Du möchtest schon noch ein paar volle Saisonen fahren? Es wäre doch auch eine Variante gewesen, dass Cape Epic irgendwie noch zu gewinnen und dann die Karriere auslaufen zu lassen?

Pensionierung ist definitiv noch kein Thema. Ich sehe, dass eine Leistungsentwicklung über die Jahre gegeben ist. Ich trainiere mit Watt und in der Leistungsdiagnostik ist erkennbar, dass noch Potential da ist. Und ich weiß auch, wieviel der Kopf mitspielt und allein von dem her könnte ich noch relativ lange fahren. Ich fühle mich noch nicht verbraucht.

Dein neuer Vertrag läuft zwei Jahre und hat eine Option auf ein drittes?

Genau, die Dauer war mir ganz wichtig. Ich möchte idealerweise nächstes Jahr schon das dritte Jahr fix machen. Schauen wir mal, wie es nach dem Cape Epic ausschaut, ob alle zufrieden sind. Aber alleine der Wille zum dritten Optionsjahr ist für mich ein Signal, dass sie mit mir zusammenarbeiten wollen. Als Grundgedanke war wichtig, dass jetzt nicht für zwei Jahre ein Fahrer für Karl Platt ins Team kommt und dann schmeissen sie mich raus. Schon beim Erstgespräch war ganz klar die Frage, was ich danach machen will. Ich hab gesagt, am liebsten möchte ich schon noch 3-5 Jahre Rennfahrer sein, solange ich halt vorne mitfahren kann. Alter ist irgendwie so eine Sache, ich fühle mich jetzt nicht so, dass ich nur noch hinten nachfahre, sonst würde ich es schon lassen. Wichtig ist, dass man Veränderungen akzeptiert und neue Reize setzt, dass man einfach nicht stagniert.

Alban Lakata im Trikot von Team Bulls (Foto: Team Bulls)

Abgesehen von Rennen als Zweierteam: welchen Wert hat das Team in deinem Radlerleben, auch im Vergleich zum Rennradsport? Könntest du deine Leistungen auch „alleine“ erbringen?

Das Team ist nicht so wichtig wie auf der Straße, du bist von deinen Teamkollegen im Rennengeschehen nicht so abhängig bzw. ist es nicht notwendig, teamstrategisch zu fahren.

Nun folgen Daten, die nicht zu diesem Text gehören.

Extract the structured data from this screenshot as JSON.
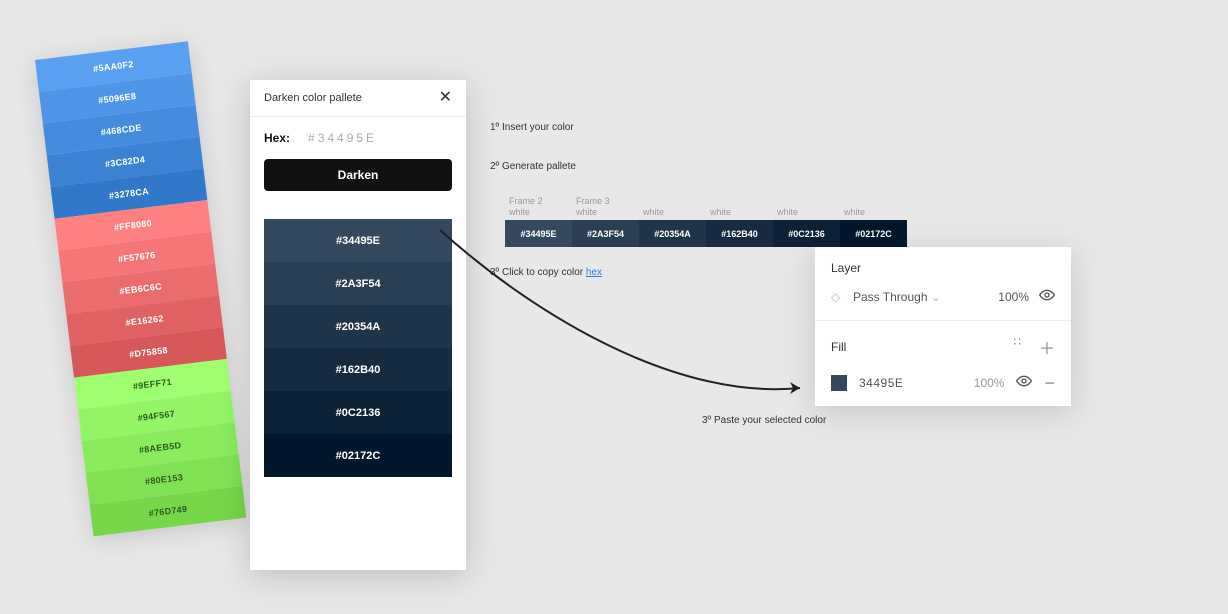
{
  "swatches": [
    {
      "hex": "#5AA0F2",
      "bg": "#5AA0F2"
    },
    {
      "hex": "#5096E8",
      "bg": "#5096E8"
    },
    {
      "hex": "#468CDE",
      "bg": "#468CDE"
    },
    {
      "hex": "#3C82D4",
      "bg": "#3C82D4"
    },
    {
      "hex": "#3278CA",
      "bg": "#3278CA"
    },
    {
      "hex": "#FF8080",
      "bg": "#FF8080"
    },
    {
      "hex": "#F57676",
      "bg": "#F57676"
    },
    {
      "hex": "#EB6C6C",
      "bg": "#EB6C6C"
    },
    {
      "hex": "#E16262",
      "bg": "#E16262"
    },
    {
      "hex": "#D75858",
      "bg": "#D75858"
    },
    {
      "hex": "#9EFF71",
      "bg": "#9EFF71"
    },
    {
      "hex": "#94F567",
      "bg": "#94F567"
    },
    {
      "hex": "#8AEB5D",
      "bg": "#8AEB5D"
    },
    {
      "hex": "#80E153",
      "bg": "#80E153"
    },
    {
      "hex": "#76D749",
      "bg": "#76D749"
    }
  ],
  "plugin": {
    "title": "Darken color pallete",
    "hex_label": "Hex:",
    "hex_value": "#34495E",
    "button": "Darken",
    "results": [
      {
        "hex": "#34495E",
        "bg": "#34495E"
      },
      {
        "hex": "#2A3F54",
        "bg": "#2A3F54"
      },
      {
        "hex": "#20354A",
        "bg": "#20354A"
      },
      {
        "hex": "#162B40",
        "bg": "#162B40"
      },
      {
        "hex": "#0C2136",
        "bg": "#0C2136"
      },
      {
        "hex": "#02172C",
        "bg": "#02172C"
      }
    ]
  },
  "steps": {
    "s1": "1º Insert your color",
    "s2": "2º Generate pallete",
    "s3_prefix": "3º Click to copy color ",
    "s3_link": "hex",
    "s4": "3º Paste your selected color"
  },
  "hstrip_labels": [
    {
      "line1": "Frame 2",
      "line2": "white"
    },
    {
      "line1": "Frame 3",
      "line2": "white"
    },
    {
      "line1": "",
      "line2": "white"
    },
    {
      "line1": "",
      "line2": "white"
    },
    {
      "line1": "",
      "line2": "white"
    },
    {
      "line1": "",
      "line2": "white"
    }
  ],
  "hstrip_cells": [
    {
      "hex": "#34495E"
    },
    {
      "hex": "#2A3F54"
    },
    {
      "hex": "#20354A"
    },
    {
      "hex": "#162B40"
    },
    {
      "hex": "#0C2136"
    },
    {
      "hex": "#02172C"
    }
  ],
  "layer_panel": {
    "layer_title": "Layer",
    "blend_mode": "Pass Through",
    "blend_pct": "100%",
    "fill_title": "Fill",
    "fill_hex": "34495E",
    "fill_bg": "#34495E",
    "fill_pct": "100%"
  }
}
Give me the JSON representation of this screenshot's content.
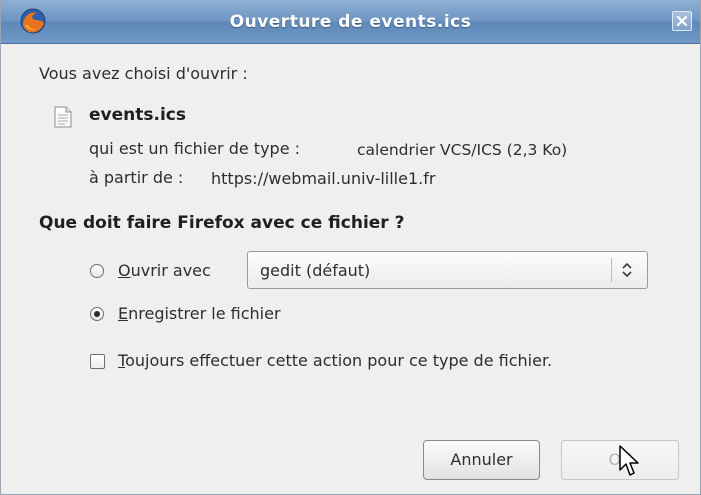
{
  "window": {
    "title": "Ouverture de events.ics",
    "app_icon": "firefox-icon",
    "close_icon": "close-icon"
  },
  "intro": "Vous avez choisi d'ouvrir :",
  "file": {
    "icon": "document-icon",
    "name": "events.ics",
    "type_label": "qui est un fichier de type :",
    "type_value": "calendrier VCS/ICS (2,3 Ko)",
    "from_label": "à partir de :",
    "from_value": "https://webmail.univ-lille1.fr"
  },
  "question": "Que doit faire Firefox avec ce fichier ?",
  "options": {
    "open_with": {
      "accesskey": "O",
      "label_rest": "uvrir avec",
      "checked": false
    },
    "open_with_select": {
      "value": "gedit (défaut)",
      "icon": "up-down-arrows-icon"
    },
    "save": {
      "accesskey": "E",
      "label_rest": "nregistrer le fichier",
      "checked": true
    },
    "always": {
      "accesskey": "T",
      "label_rest": "oujours effectuer cette action pour ce type de fichier.",
      "checked": false
    }
  },
  "buttons": {
    "cancel": "Annuler",
    "ok": "OK",
    "ok_enabled": false
  },
  "colors": {
    "titlebar": "#6e96c2",
    "dialog_bg": "#efefef"
  }
}
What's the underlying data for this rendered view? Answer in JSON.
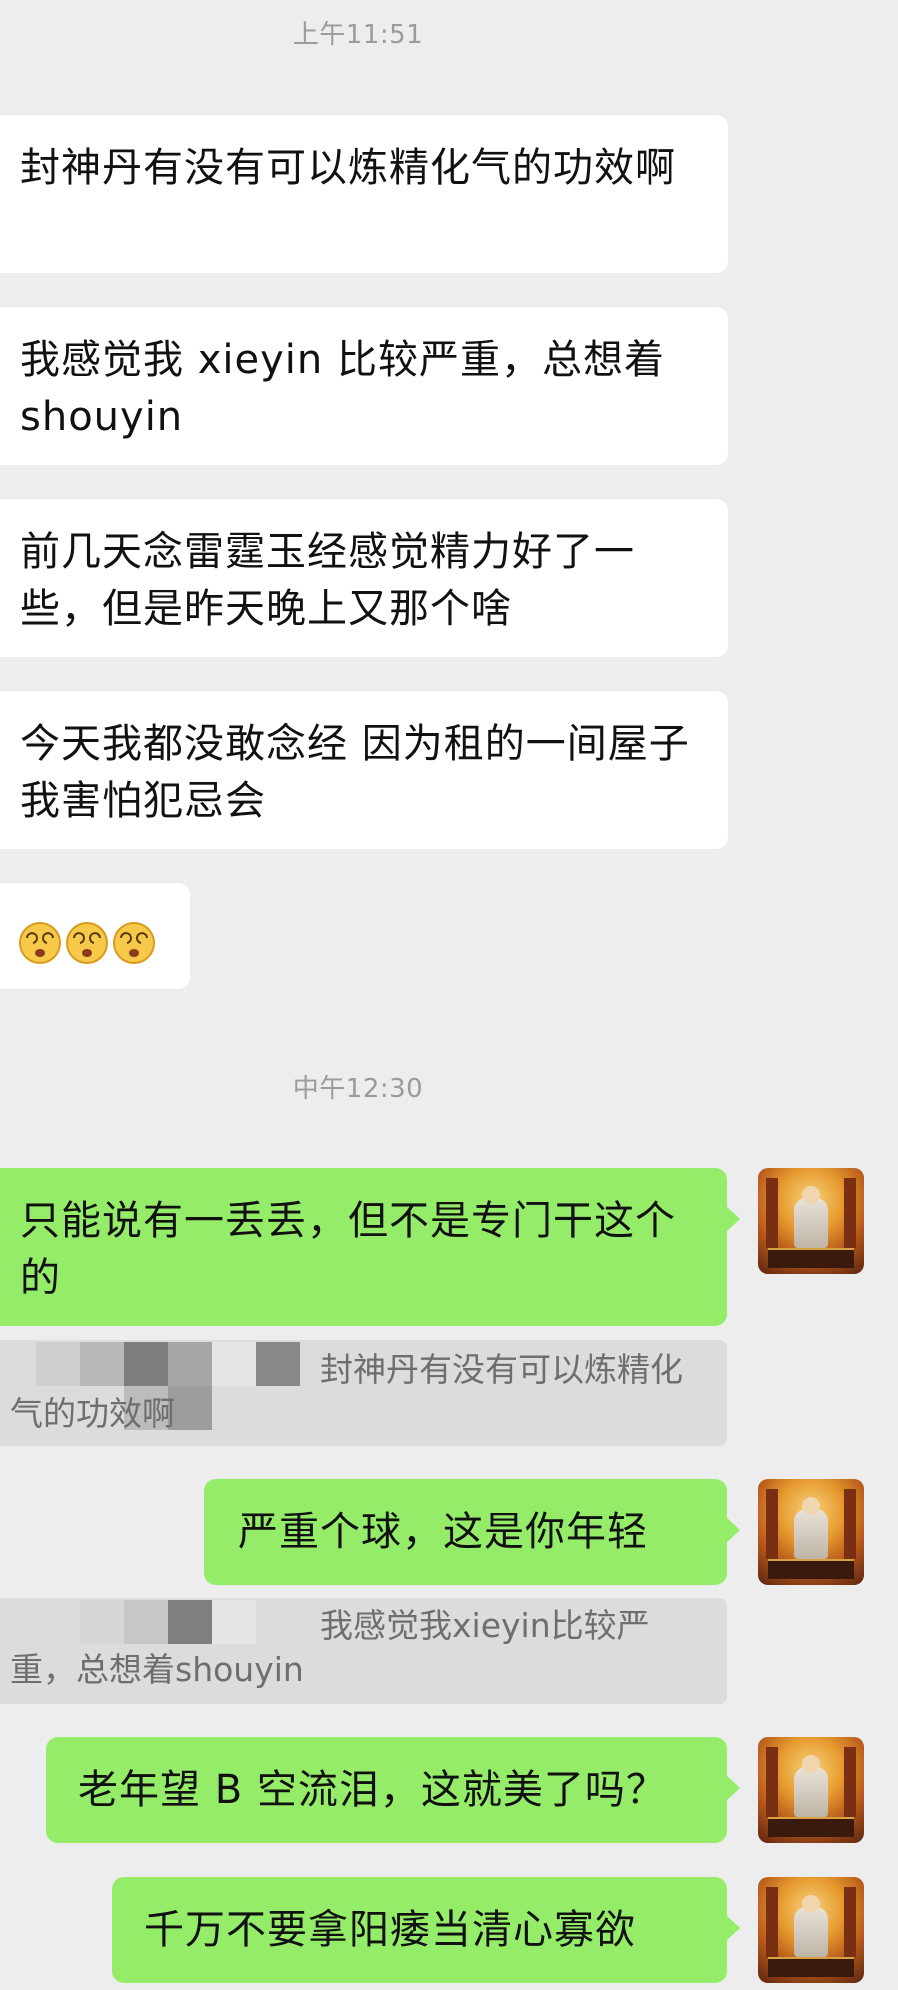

Marathon fährt man alleine.

Ja, den fährst du mehr oder weniger alleine - von Anfang bis Ende am Limit. Das ist anders als auf der Straße. Klar gibt es Situationen in einem Rennen, wo du vielleicht profitierst, wenn du in einer Gruppe oder im Team zusammenarbeitest, aber viel wichtiger sind die Supporter drumherum - Masseure, Mechaniker, Teammanager.

Wie ist die technische Umstellung von Canyon auf Bulls? Ist dir egal, worauf du sitzt oder macht es für dich einen tatsächlichen Unterschied?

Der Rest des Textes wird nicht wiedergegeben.